Kesh is mentioned on the Bassetki Statue of Naram-Sin.

"Naram-Sin, the mighty, king of Agade, when the four quarters together revolted against him, through the love which the goddess Astar showed him, he was victorious in nine battles in one in 1 year, and the kings whom they (the rebels[?]) had raised (against him), he captured. In view of the fact that he protected the foundations of his city from danger, (the citizens of his city requested from Astar in Eanna, Enlil in Nippur, Dagan in Tuttul, Ninhursag in Kes, Ea in Eridu, Sin in Ur, Samas in Sippar, (and) Nergal in Kutha, that (Naram-Sin) be (made) the god of their city, and they built within Agade a temple (dedicated) to him. As for the one who removes this inscription, may the gods Samas, Astar, Nergal, the bailiff of the king, namely all those gods (mentioned above) tear out his foundations and destroy his progeny."

==Temple Hymn==
There is a famous Kesh temple hymn about Ninhursag's temple in Kesh (hur-saĝ gal), where she is called Nintud. The goddess Nisaba appears as the temple's caretaker and decision maker. A cuneiform tablet fragment of the Kesh Temple Hymn was found at Abu Salabikh.

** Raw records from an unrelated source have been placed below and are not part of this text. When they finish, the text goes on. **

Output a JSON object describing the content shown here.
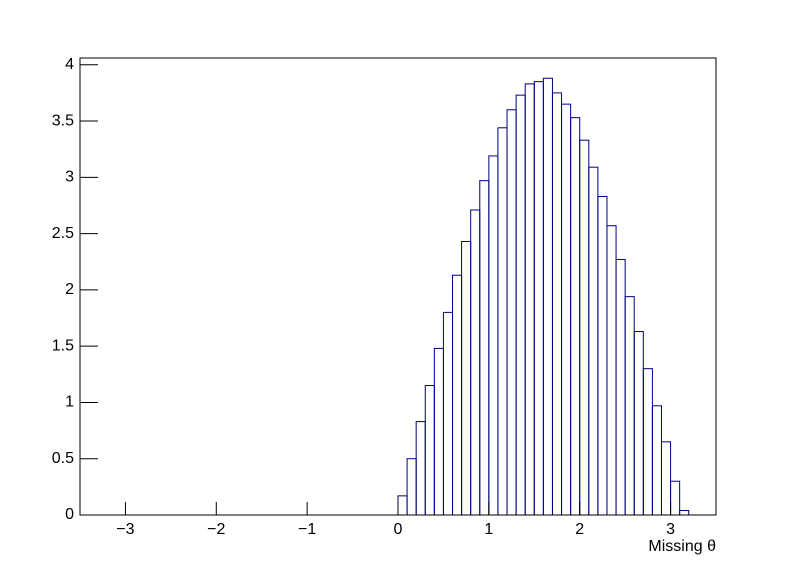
{
  "chart_data": {
    "type": "histogram",
    "xlabel": "Missing θ",
    "bins": [
      0,
      0.1,
      0.2,
      0.3,
      0.4,
      0.5,
      0.6,
      0.7,
      0.8,
      0.9,
      1.0,
      1.1,
      1.2,
      1.3,
      1.4,
      1.5,
      1.6,
      1.7,
      1.8,
      1.9,
      2.0,
      2.1,
      2.2,
      2.3,
      2.4,
      2.5,
      2.6,
      2.7,
      2.8,
      2.9,
      3.0,
      3.1,
      3.2
    ],
    "values": [
      0.17,
      0.5,
      0.83,
      1.15,
      1.48,
      1.8,
      2.13,
      2.43,
      2.71,
      2.97,
      3.19,
      3.44,
      3.6,
      3.73,
      3.83,
      3.85,
      3.88,
      3.75,
      3.65,
      3.53,
      3.33,
      3.09,
      2.83,
      2.57,
      2.27,
      1.94,
      1.63,
      1.3,
      0.97,
      0.65,
      0.3,
      0.04
    ],
    "color": "#000080",
    "xlim": [
      -3.5,
      3.5
    ],
    "xticks": [
      {
        "value": -3,
        "label": "−3"
      },
      {
        "value": -2,
        "label": "−2"
      },
      {
        "value": -1,
        "label": "−1"
      },
      0,
      1,
      2,
      3
    ],
    "ylim": [
      0,
      4.06
    ],
    "yticks": [
      0,
      0.5,
      1,
      1.5,
      2,
      2.5,
      3,
      3.5,
      4
    ],
    "grid": false
  }
}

Good house, built in a good place,
House Kesh, built in a good place,
like a princely barge floating in the sky,
like a holy barge set with seat and horns,
like the boat of heaven, the lordly crown of the mountains,
like a well-braced boat-cabin having moved off from the bank.
House, roaring like an ox, bellowing like a breed bull

One of the Temple Hymns of Enheduanna, the daughter of Sargon of Akkad (c. 2334-2279 BC), is dedicated to Kesh as well, though it is shorter than the Early Dynastic composition:

"Towering Kesh. You are the image of heaven and earth. Like the mighty viper of the desert, you spread fear. House of Ninhursanga, you stand on a land of wrath. Glorious Kesh: your heart is deep, your form is huge. Great lion . . . the upland, roaming through the wild. Great mountain, brought here by holy incantations. Your heart is dusk, moon light cannot enter you. The Lady of Birth has given you beauty. House of Kesh: your brickwork is your birthing. Your terrace is a crown of lapis lazuli: your frame is your creation. Your lady is the lady who imposes silence. The great good queen of heaven.When she speaks, heaven shakes. When she opens her mouth, storms roar. Ninhursanga, Enlil’s sister, has built a home in your holy court, House of Kesh, and has taken her seat upon your throne. Thirteen lines. House of Ninhursanga in Kesh."

==Location==
Robert D. Biggs suggested Kesh could have just been a variation in the spelling of Kish.
From inscriptions it is known that Adab was on the Kesh Canal. More recently it has been suggested that Kesh is located at Tulul al-Baqarat.